— Bud Norman
There’s no telling what the White House’s internal polls are saying, but the travel itinerary says the president is schedule to appear today for yet another energy policy speech in Cushing, Oklahoma, and that says he’s getting very nervous about the recent rise in gasoline prices.
Obama is not popular in Oklahoma. He lost Oklahoma by the widest margin of any state in the last election, a proud distinction that rebuts every dumb Okie joke ever told, and in the most recent voting he lost 15 counties in the Democratic primary. As frequent visitors to the Sooner State, we can attest that there’s even a good deal of loathing toward the president there.
It is safe to assume that Obama feels no particular affection for Oklahomans, either. Aside from their annoying habit of not voting for him, Oklahomans tend to cling to their guns and religion, although not at all bitterly, and have a strange preference for relying on themselves rather than the government. Many of them also work in the oil fields, rather than in a non-profit advocacy group or government-subsidized solar panel factory, and one gets the impression that Obama would find that yet another example of how very gauche they are.
Which is apparently why Obama chose such a far-flung locale for his latest attempt to prove how very pro-oil he really is. After blocking construction of the Keystone XL Pipeline, which proved wildly unpopular, Obama will announce in Cushing that he’s going to expedite the review process for construction of the southern part of the project that runs through Oklahoma. The construction of that portion is already slated to start by June, Obama’s intervention won’t speed its progress at all, and it still won’t reach halfway to the source of oil due to Obama’s edicts, but the fact that he went to Cushing to announce his new policy should convince a few gullible voters that he’s serious.

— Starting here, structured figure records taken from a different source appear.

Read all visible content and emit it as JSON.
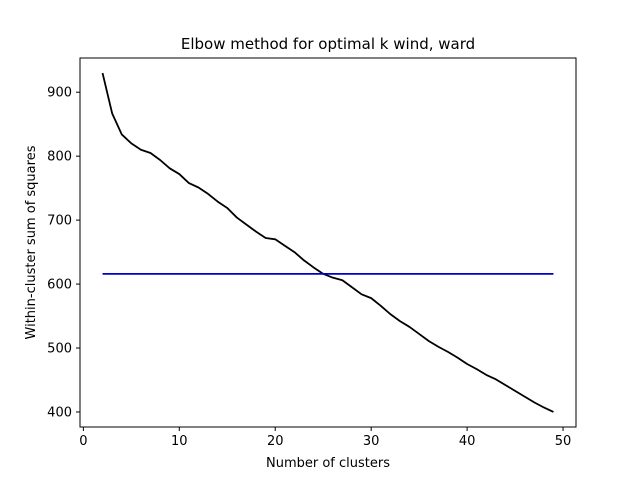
{
  "chart_data": {
    "type": "line",
    "title": "Elbow method for optimal k wind, ward",
    "xlabel": "Number of clusters",
    "ylabel": "Within-cluster sum of squares",
    "xlim": [
      -0.35,
      51.35
    ],
    "ylim": [
      376.5,
      953.5
    ],
    "xticks": [
      0,
      10,
      20,
      30,
      40,
      50
    ],
    "yticks": [
      400,
      500,
      600,
      700,
      800,
      900
    ],
    "grid": false,
    "colors": {
      "elbow": "#000000",
      "threshold": "#0000cc"
    },
    "series": [
      {
        "x": [
          2,
          3,
          4,
          5,
          6,
          7,
          8,
          9,
          10,
          11,
          12,
          13,
          14,
          15,
          16,
          17,
          18,
          19,
          20,
          21,
          22,
          23,
          24,
          25,
          26,
          27,
          28,
          29,
          30,
          31,
          32,
          33,
          34,
          35,
          36,
          37,
          38,
          39,
          40,
          41,
          42,
          43,
          44,
          45,
          46,
          47,
          48,
          49
        ],
        "values": [
          930,
          867,
          834,
          820,
          810,
          805,
          794,
          781,
          772,
          758,
          751,
          741,
          729,
          719,
          704,
          693,
          682,
          672,
          670,
          660,
          650,
          637,
          626,
          616,
          610,
          606,
          595,
          584,
          578,
          566,
          553,
          542,
          533,
          522,
          511,
          502,
          494,
          485,
          475,
          467,
          458,
          451,
          442,
          433,
          424,
          415,
          407,
          400
        ]
      },
      {
        "x": [
          2,
          49
        ],
        "values": [
          616,
          616
        ]
      }
    ]
  }
}
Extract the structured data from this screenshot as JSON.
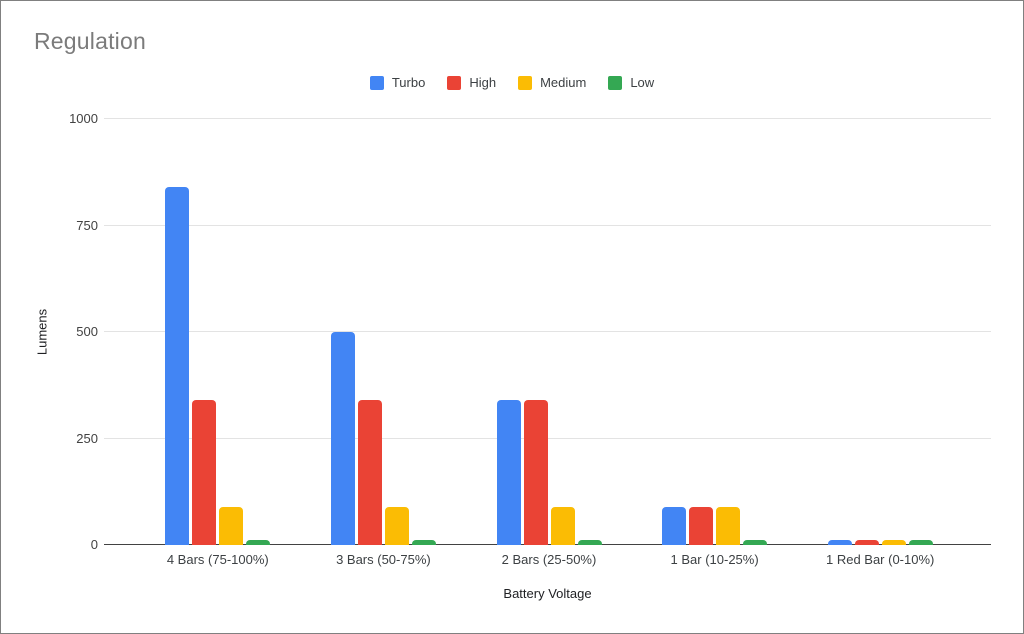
{
  "title": {
    "text": "Regulation",
    "color": "#7b7b7b"
  },
  "frame": {
    "border_color": "#808080",
    "background": "#ffffff"
  },
  "axis": {
    "baseline_color": "#424242",
    "gridline_color": "#e3e3e3",
    "tick_label_color": "#424242"
  },
  "chart_data": {
    "type": "bar",
    "title": "Regulation",
    "xlabel": "Battery Voltage",
    "ylabel": "Lumens",
    "categories": [
      "4 Bars (75-100%)",
      "3 Bars (50-75%)",
      "2 Bars (25-50%)",
      "1 Bar (10-25%)",
      "1 Red Bar (0-10%)"
    ],
    "series": [
      {
        "name": "Turbo",
        "color": "#4285F4",
        "values": [
          840,
          500,
          340,
          90,
          12
        ]
      },
      {
        "name": "High",
        "color": "#EA4335",
        "values": [
          340,
          340,
          340,
          90,
          12
        ]
      },
      {
        "name": "Medium",
        "color": "#FBBC04",
        "values": [
          90,
          90,
          90,
          90,
          12
        ]
      },
      {
        "name": "Low",
        "color": "#34A853",
        "values": [
          12,
          12,
          12,
          12,
          12
        ]
      }
    ],
    "ylim": [
      0,
      1000
    ],
    "yticks": [
      0,
      250,
      500,
      750,
      1000
    ],
    "grid": true,
    "legend_position": "top"
  }
}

A sharp political operative should be able to round up a small hall’s worth of star-struck Obama supporters even in rural Oklahoma, and the president will no doubt get a cheer when he boasts that domestic oil production has increased during his term, but few other Oklahomans will be swayed. Even ABC News is forced to admit that “energy experts say his policies have little to do with those developments,” and most Oklahomans already know that from their friends in the oil business.
— Bud Norman
Politics is often puzzling, but the Obama administration’s decision to nix the Keystone XL pipeline leaves us feeling downright nonplussed.
Looking at it strictly as a matter of public policy, which may well be a waste of time, the project seems a good idea. Construction of the $7 billion, 1,700-mile pipeline from Canada to Texas was expected to require thousands of workers at a time when millions of workers are in need of a job, and would no doubt have created many more economic benefits over the coming years by increasing the nation’s supply of gasoline and thus limiting its price. The pipeline also would have facilitated the flow of oil from Canada, a nation we have some suspicions about because of its single payer health insurance system, dubious commitment to free speech, and a weird habit of punting on third downs, but one that isn’t prone to terrorism and the other dysfunctions of most oil-exporting countries. Despite its generally friendly disposition toward the United States, Canada will end up selling its oil to China if the pipeline isn’t built, giving an advantage to America’s main economic competitor.
On the other hand, the arguments against the project are not persuasive. The State Department cited concerns about the pipeline’s possible effect on the “uniquely sensitive terrain of the Sand Hills in Nebraska,” but the risk of environmental damage to that gloriously rough and empty region is likely overstated, and we see no reason they couldn’t have found an alternate route. Some environmentalist have more frankly objected to project on the grounds that it will result in gasoline, which they regard as the leading cause of an impending apocalypse, but they can offer no reason to believe that the use of gasoline in China is less harmful to the planet than its use here.
Looking at it as a political issue, which usually provides some explanation for a politician’s conduct, only leaves us more perplexed. Republicans in congress and on the presidential campaign trail have charged that Obama’s decision was politically motivated, but we can’t see how it will benefit him in the coming election. Stopping the pipeline pleased environmentalists such as Bill McKibben, who told Reuters that “The knock on Barack Obama from many quarters has been that he’s too conciliatory, but here, in the face of a naked political threat from Big Oil to exact ‘huge political consequences,’ he’s stood up strong,” but he and any like-minded voters will end up pulling the lever for Obama in any case. We also wonder how many like-minded voters there are, as the vast majority of Americans, including Obama’s supporters in the unions, love the planet but prefer their jobs, and are “green” enough to sign a petition or slap a “Save the Earth” bumper sticker on their sports utility vehicle but draw the line at paying $4 for a gallon of gasoline.
Most confusing of all, though, is that the Republicans who wanted the pipeline are responsible for it not being built, and that the president who is once again a hero to his environmentalist supporters for not building it should also get credit for wanting to build it. Administration officials told the National Journal that the 60-day deadline imposed by congress as part of that convoluted tax payroll cut extension last year forced the White House to say no, and that the company backing the project is welcome to start the whole review process all over again. The National Journal calls this “trying to thread a needle between two segments of the base split over the pipeline,” and we have no idea what to call it except maybe audacious.